Es aquí cuando se hace necesaria una publicación como Aleph, porque busca que todos los saberes y creaciones del espíritu humano converjan en ella, pero aspira hacerlo con un lenguaje y expresión que no pierda su estrecho vínculo con la vida personal, pasajera, inestable, plena de matices y sabores de nuestro paso por la tierra. Mucho de ello refleja Carlos Enrique cuando colecciona manuscritos o detalles en los que aún palpita la presencia personal de muchos quienes ya no están con nosotros, y de otros con quienes se ha encontrado para sus reportajes, en sus intercambios epistolares y en sus conversaciones personales.

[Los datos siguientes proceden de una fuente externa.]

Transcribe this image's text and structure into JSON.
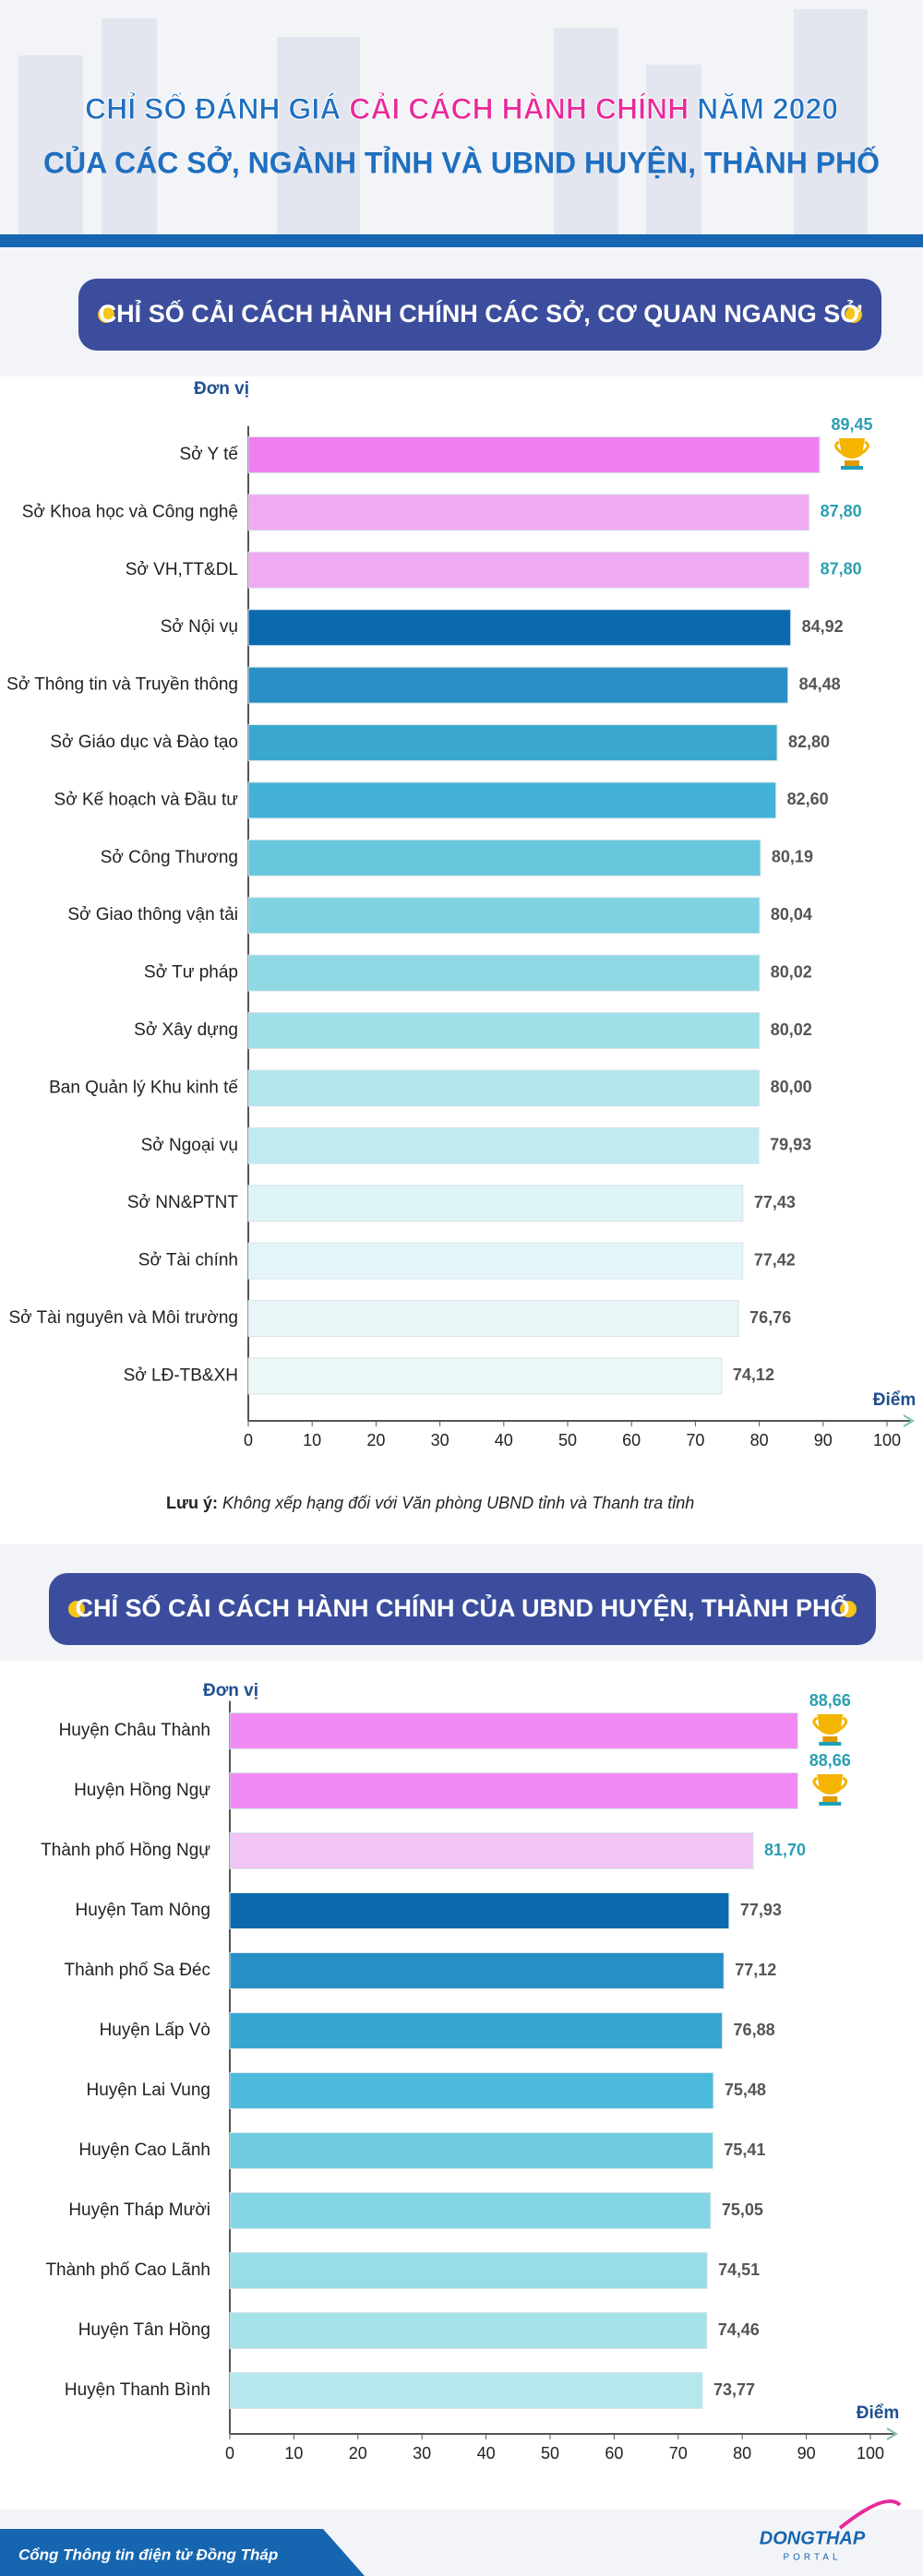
{
  "header": {
    "title_line1": [
      "CHỈ SỐ ĐÁNH GIÁ ",
      "CẢI CÁCH HÀNH CHÍNH",
      " NĂM 2020"
    ],
    "title_line2": "CỦA CÁC SỞ, NGÀNH TỈNH VÀ UBND HUYỆN, THÀNH PHỐ"
  },
  "chart_data": [
    {
      "type": "bar",
      "orientation": "horizontal",
      "title": "CHỈ SỐ CẢI CÁCH HÀNH CHÍNH CÁC SỞ, CƠ QUAN NGANG SỞ",
      "y_label": "Đơn vị",
      "x_label": "Điểm",
      "categories": [
        "Sở Y tế",
        "Sở Khoa học và Công nghệ",
        "Sở VH,TT&DL",
        "Sở Nội vụ",
        "Sở Thông tin và Truyền thông",
        "Sở Giáo dục và Đào tạo",
        "Sở Kế hoạch và Đầu tư",
        "Sở Công Thương",
        "Sở Giao thông vận tải",
        "Sở Tư pháp",
        "Sở Xây dựng",
        "Ban Quản lý Khu kinh tế",
        "Sở Ngoại vụ",
        "Sở NN&PTNT",
        "Sở Tài chính",
        "Sở Tài nguyên và Môi trường",
        "Sở LĐ-TB&XH"
      ],
      "values": [
        89.45,
        87.8,
        87.8,
        84.92,
        84.48,
        82.8,
        82.6,
        80.19,
        80.04,
        80.02,
        80.02,
        80.0,
        79.93,
        77.43,
        77.42,
        76.76,
        74.12
      ],
      "value_labels": [
        "89,45",
        "87,80",
        "87,80",
        "84,92",
        "84,48",
        "82,80",
        "82,60",
        "80,19",
        "80,04",
        "80,02",
        "80,02",
        "80,00",
        "79,93",
        "77,43",
        "77,42",
        "76,76",
        "74,12"
      ],
      "colors": [
        "#f07ff0",
        "#f0aaf2",
        "#f0aaf2",
        "#0b6aad",
        "#2a8fc4",
        "#3aa7cf",
        "#43b2d6",
        "#67c7dc",
        "#7ed2e2",
        "#8fd9e5",
        "#9edfe8",
        "#b0e6ec",
        "#c0ebf0",
        "#dff4f6",
        "#e3f5f7",
        "#e8f6f8",
        "#edf8f9"
      ],
      "value_label_colors": [
        "#2a9fb0",
        "#2a9fb0",
        "#2a9fb0",
        "#555555",
        "#555555",
        "#555555",
        "#555555",
        "#555555",
        "#555555",
        "#555555",
        "#555555",
        "#555555",
        "#555555",
        "#555555",
        "#555555",
        "#555555",
        "#555555"
      ],
      "xlim": [
        0,
        100
      ],
      "xticks": [
        0,
        10,
        20,
        30,
        40,
        50,
        60,
        70,
        80,
        90,
        100
      ],
      "note_label": "Lưu ý:",
      "note_text": "Không xếp hạng đối với Văn phòng UBND tỉnh và Thanh tra tỉnh"
    },
    {
      "type": "bar",
      "orientation": "horizontal",
      "title": "CHỈ SỐ CẢI CÁCH HÀNH CHÍNH CỦA UBND HUYỆN, THÀNH PHỐ",
      "y_label": "Đơn vị",
      "x_label": "Điểm",
      "categories": [
        "Huyện Châu Thành",
        "Huyện Hồng Ngự",
        "Thành phố Hồng Ngự",
        "Huyện Tam Nông",
        "Thành phố Sa Đéc",
        "Huyện Lấp Vò",
        "Huyện Lai Vung",
        "Huyện Cao Lãnh",
        "Huyện Tháp Mười",
        "Thành phố Cao Lãnh",
        "Huyện Tân Hồng",
        "Huyện Thanh Bình"
      ],
      "values": [
        88.66,
        88.66,
        81.7,
        77.93,
        77.12,
        76.88,
        75.48,
        75.41,
        75.05,
        74.51,
        74.46,
        73.77
      ],
      "value_labels": [
        "88,66",
        "88,66",
        "81,70",
        "77,93",
        "77,12",
        "76,88",
        "75,48",
        "75,41",
        "75,05",
        "74,51",
        "74,46",
        "73,77"
      ],
      "colors": [
        "#f08af2",
        "#f08af2",
        "#f0c4f5",
        "#0b6aad",
        "#2690c6",
        "#37a6d2",
        "#4cbadb",
        "#6ecbe0",
        "#85d6e4",
        "#96dde7",
        "#a6e2ea",
        "#b5e7ed"
      ],
      "value_label_colors": [
        "#2a9fb0",
        "#2a9fb0",
        "#2a9fb0",
        "#555555",
        "#555555",
        "#555555",
        "#555555",
        "#555555",
        "#555555",
        "#555555",
        "#555555",
        "#555555"
      ],
      "xlim": [
        0,
        100
      ],
      "xticks": [
        0,
        10,
        20,
        30,
        40,
        50,
        60,
        70,
        80,
        90,
        100
      ]
    }
  ],
  "footer": {
    "site": "Cổng Thông tin điện tử Đồng Tháp",
    "logo_top": "DONGTHAP",
    "logo_bottom": "PORTAL"
  }
}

Por otra parte, visitar el archivo Aleph es como entrar al taller de un artista plástico con sus herramientas y enseres propios de su oficio; bocetos, obras en marcha y otras terminadas, llenando los espacios que, en nuestro caso, son los de la vivienda de la pareja Carlos Enrique y Livia. Pero Carlos Enrique no es un artista plástico, él es poeta, es un artista de la palabra, por ello tiene su rica biblioteca; sus numerosas libretas de apuntes, sus grabaciones de conferencias, cartas y registros de conversaciones; en general es una especie de guardián de palabras en espera de ser encaminadas a la fijación escrita antes de que –como le ha ocurrido- el tiempo y circunstancias imprevistas las borren de sus registros fonográficos, de los cuales apenas algunos han sido remasterizados a medios más modernos. Pero la vida es corta.

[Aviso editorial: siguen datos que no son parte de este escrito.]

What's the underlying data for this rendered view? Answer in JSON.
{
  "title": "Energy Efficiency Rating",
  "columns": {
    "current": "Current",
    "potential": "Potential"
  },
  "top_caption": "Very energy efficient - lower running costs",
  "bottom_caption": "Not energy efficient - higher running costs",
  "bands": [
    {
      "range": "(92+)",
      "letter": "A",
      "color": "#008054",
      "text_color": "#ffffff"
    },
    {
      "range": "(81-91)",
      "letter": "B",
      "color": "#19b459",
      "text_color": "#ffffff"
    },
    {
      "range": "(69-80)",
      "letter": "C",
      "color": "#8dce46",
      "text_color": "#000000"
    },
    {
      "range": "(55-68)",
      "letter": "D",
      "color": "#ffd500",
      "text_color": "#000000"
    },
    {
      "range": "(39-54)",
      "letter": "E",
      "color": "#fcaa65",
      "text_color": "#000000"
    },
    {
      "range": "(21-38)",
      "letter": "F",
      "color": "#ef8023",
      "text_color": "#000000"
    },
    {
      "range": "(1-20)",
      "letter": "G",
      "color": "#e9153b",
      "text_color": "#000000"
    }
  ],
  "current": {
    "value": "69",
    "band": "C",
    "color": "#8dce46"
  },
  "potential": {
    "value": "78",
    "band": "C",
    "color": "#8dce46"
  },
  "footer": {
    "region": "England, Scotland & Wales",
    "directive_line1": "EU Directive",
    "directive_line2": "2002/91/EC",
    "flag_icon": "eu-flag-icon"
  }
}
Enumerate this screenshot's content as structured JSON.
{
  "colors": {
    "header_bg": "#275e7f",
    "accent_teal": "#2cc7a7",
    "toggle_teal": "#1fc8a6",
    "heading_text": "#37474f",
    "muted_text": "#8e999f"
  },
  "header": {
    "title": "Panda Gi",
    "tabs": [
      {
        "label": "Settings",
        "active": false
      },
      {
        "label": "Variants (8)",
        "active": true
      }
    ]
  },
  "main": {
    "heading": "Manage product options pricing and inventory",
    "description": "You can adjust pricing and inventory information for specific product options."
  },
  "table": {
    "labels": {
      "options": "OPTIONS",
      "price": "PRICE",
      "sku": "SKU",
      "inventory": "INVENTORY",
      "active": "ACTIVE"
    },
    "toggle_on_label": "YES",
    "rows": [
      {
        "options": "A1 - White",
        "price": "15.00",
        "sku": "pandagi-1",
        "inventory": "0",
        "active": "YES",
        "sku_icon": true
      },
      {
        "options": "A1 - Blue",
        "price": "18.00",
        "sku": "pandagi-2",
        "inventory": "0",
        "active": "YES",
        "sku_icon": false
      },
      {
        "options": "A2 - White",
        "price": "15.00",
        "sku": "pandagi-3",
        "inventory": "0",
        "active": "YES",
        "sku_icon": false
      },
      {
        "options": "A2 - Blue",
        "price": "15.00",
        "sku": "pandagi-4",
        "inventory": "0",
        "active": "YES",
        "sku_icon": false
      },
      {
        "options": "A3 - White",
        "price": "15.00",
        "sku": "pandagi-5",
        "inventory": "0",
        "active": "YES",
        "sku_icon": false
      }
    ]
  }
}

Es por ello Aleph la memoria de acontecimientos culturales y espirituales de la región y del país, cuyo registro será valorado por los investigadores que se interesen en conocer aspectos muy puntuales de nuestra historia cultural de las últimas tres décadas del siglo XX y las que corren del siglo XXI.

En todo caso no deja de asombrarnos la supervivencia de una revista cultural como Aleph que sin apoyos institucionales y con aportes muy esporádicos de amigos, llega a la edición 200 y lleva caminando 56 años, durante los cuales muchas publicaciones de este orden han salido y desaparecido, como si fuesen luciérnagas que iluminan esporádicamente para desaparecer en la noche de la insensatez, la crueldad y la injusticia que hoy nos acosa. Aleph, por el contrario, por ahora sigue siendo un foco encendido que ofrece la esperanza de ayudarnos a transformar la experiencia cruda, el horror y el dolor, en metáfora, en belleza y en ilusión de que el ser humano también puede crear mejores reinos para gozar la vida.

Por ello, señora Aleph, nos alegra poder darte un entrañable saludo, no has cambiado y sigues siendo la misma que encontré desde mis años de bachillerato. A Carlos Enrique y Livia, gracias por haber hacer posible que, en medio de la barbarie, tengamos el privilegio de contar todos estos años con un refugio para el espíritu como la revista Aleph.

*Universidad de Caldas.

Este saludo hizo parte del acto de celebración realizado el 1 de abril de 2022 en el Centro Cultural Banco de la República de Manizales.